Presenting the results, Stefan Müller-Hülsbeck (Flensburg, Germany; the European primary investigator) told the CIRSE audience: “Clinical outcome rates were similar between groups, but with half the revascularisation rate for Eluvia.” For instance, the Eluvia stent had a target lesion revascularisation rate of 4.5%, in contrast to 9% observed within the Zilver PTX cohort.
Additionally, the Eluvia stent was found to be more effective than the Zilver PTX, with a primary vessel patency of 88.5% at 12-months versus 79.5% after the same time-frame. Primary vessel patency is defined as a core lab-assessed duplex ultrasound peak systolic velocity ratio of ≤2.4 in the absence of clinically-driven target lesion revascularisation or bypass of the target lesion.
Both the Eluvia stent system and the Zilver PTX—which are designed to restore blood flow in the superficial femoral and proximal popliteal arteries—feature a drug-polymer combination intended to allow for the sustained release of paclitaxel. This drug can prevent restenosis of the vessel.
However, the presence of a polymer (a biostable fluorinated polymer matrix) contained within the Eluvia stent allows for a lower dose of paclitaxel, which is indicative of the main difference between the two stents.
Speaking to the CIRSE audience about the reasons for the findings, Müller-Hülsbeck alluded to the presence of the polymer being the “key to success”.
“These impressive clinical outcomes suggest that sustained elution of paclitaxel, delivered by the Eluvia stent, better matched the timing of restenosis in the SFA that can occur months later, thereby reducing the need for repeat interventions,” said William Gray, co-principal investigator of the IMPERIAL trial. “Based on these findings, we believe that the Eluvia stent can be a preferred therapy option when treating patients with arterial blockages in the superficial femoral or proximal popliteal arteries.”
Off the back of data from the MAJESTIC trial, which evidenced long-term freedom from revascularisation at three years, the Eluvia stent system received the CE mark in early 2016. With a primary patency rate of more than 96%, the MAJESTIC trial results represented the highest 12-month primary patency reported for an interventional treatment of femoropopliteal artery lesions among comparable trials, according to Boston Scientific.
The Zilver PTX drug-eluting stent also has a wealth of strong clinical data supporting its efficacy.
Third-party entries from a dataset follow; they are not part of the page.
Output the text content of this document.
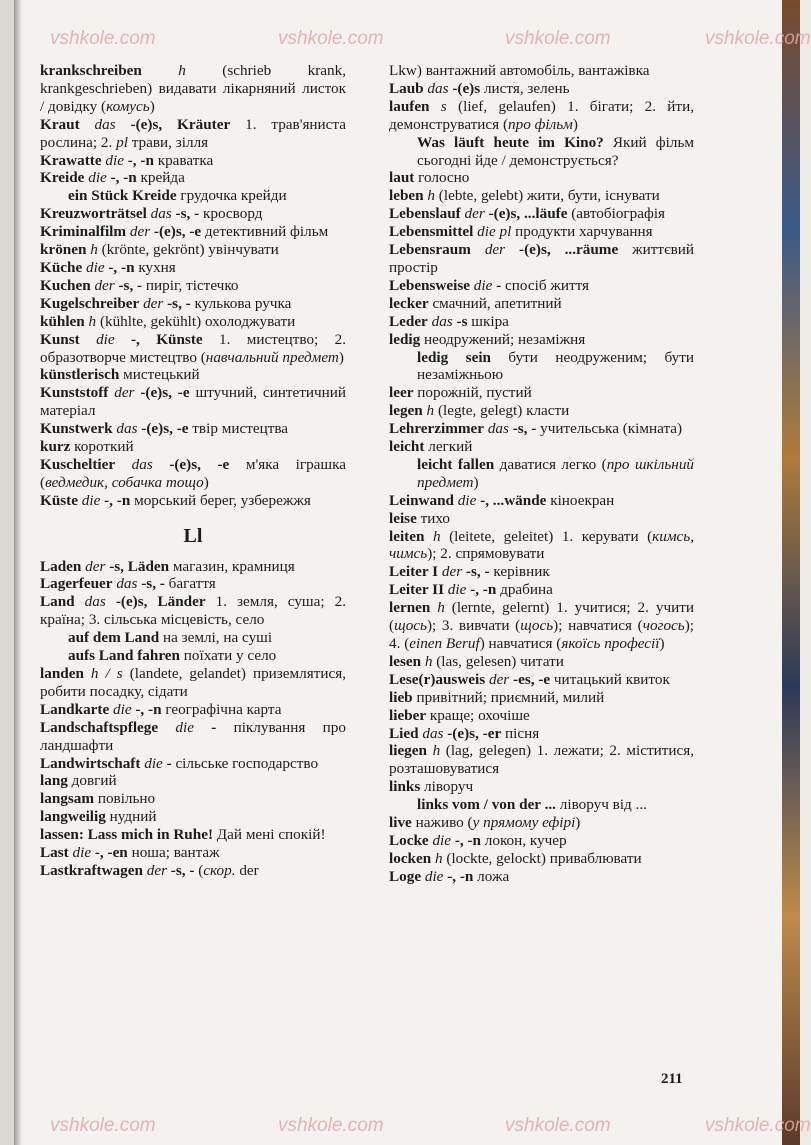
vshkole.com	vshkole.com	vshkole.com	vshkole.com
vshkole.com	vshkole.com	vshkole.com	vshkole.com
krankschreiben h (schrieb krank, krankgeschrieben) видавати лікарняний листок / довідку (комусь)
Kraut das -(e)s, Kräuter 1. трав'яниста рослина; 2. pl трави, зілля
Krawatte die -, -n краватка
Kreide die -, -n крейда
ein Stück Kreide грудочка крейди
Kreuzworträtsel das -s, - кросворд
Kriminalfilm der -(e)s, -e детективний фільм
krönen h (krönte, gekrönt) увінчувати
Küche die -, -n кухня
Kuchen der -s, - пиріг, тістечко
Kugelschreiber der -s, - кулькова ручка
kühlen h (kühlte, gekühlt) охолоджувати
Kunst die -, Künste 1. мистецтво; 2. образотворче мистецтво (навчальний предмет)
künstlerisch мистецький
Kunststoff der -(e)s, -e штучний, синтетичний матеріал
Kunstwerk das -(e)s, -e твір мистецтва
kurz короткий
Kuscheltier das -(e)s, -e м'яка іграшка (ведмедик, собачка тощо)
Küste die -, -n морський берег, узбережжя
Ll
Laden der -s, Läden магазин, крамниця
Lagerfeuer das -s, - багаття
Land das -(e)s, Länder 1. земля, суша; 2. країна; 3. сільська місцевість, село
auf dem Land на землі, на суші
aufs Land fahren поїхати у село
landen h / s (landete, gelandet) приземлятися, робити посадку, сідати
Landkarte die -, -n географічна карта
Landschaftspflege die - піклування про ландшафти
Landwirtschaft die - сільське господарство
lang довгий
langsam повільно
langweilig нудний
lassen: Lass mich in Ruhe! Дай мені спокій!
Last die -, -en ноша; вантаж
Lastkraftwagen der -s, - (скор. der
Lkw) вантажний автомобіль, вантажівка
Laub das -(e)s листя, зелень
laufen s (lief, gelaufen) 1. бігати; 2. йти, демонструватися (про фільм)
Was läuft heute im Kino? Який фільм сьогодні йде / демонструється?
laut голосно
leben h (lebte, gelebt) жити, бути, існувати
Lebenslauf der -(e)s, ...läufe (автобіографія
Lebensmittel die pl продукти харчування
Lebensraum der -(e)s, ...räume життєвий простір
Lebensweise die - спосіб життя
lecker смачний, апетитний
Leder das -s шкіра
ledig неодружений; незаміжня
ledig sein бути неодруженим; бути незаміжньою
leer порожній, пустий
legen h (legte, gelegt) класти
Lehrerzimmer das -s, - учительська (кімната)
leicht легкий
leicht fallen даватися легко (про шкільний предмет)
Leinwand die -, ...wände кіноекран
leise тихо
leiten h (leitete, geleitet) 1. керувати (кимсь, чимсь); 2. спрямовувати
Leiter I der -s, - керівник
Leiter II die -, -n драбина
lernen h (lernte, gelernt) 1. учитися; 2. учити (щось); 3. вивчати (щось); навчатися (чогось); 4. (einen Beruf) навчатися (якоїсь професії)
lesen h (las, gelesen) читати
Lese(r)ausweis der -es, -e читацький квиток
lieb привітний; приємний, милий
lieber краще; охочіше
Lied das -(e)s, -er пісня
liegen h (lag, gelegen) 1. лежати; 2. міститися, розташовуватися
links ліворуч
links vom / von der ... ліворуч від ...
live наживо (у прямому ефірі)
Locke die -, -n локон, кучер
locken h (lockte, gelockt) приваблювати
Loge die -, -n ложа
211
In 2009, the device was the first CE mark-approved drug-eluting stent designed specifically to treat severe blockages in the superficial femoral artery. Five-years results from the largest and longest-running clinical trial of a drug-eluting stent for treating peripheral arterial disease, published in 2014, evidenced long-term patency for patients treated with the Zilver PTX. This 2014 study compared the Zilver PTX with a bare metal stent, and confirmed the “sustained benefit” of the paclitaxel-eluting stent.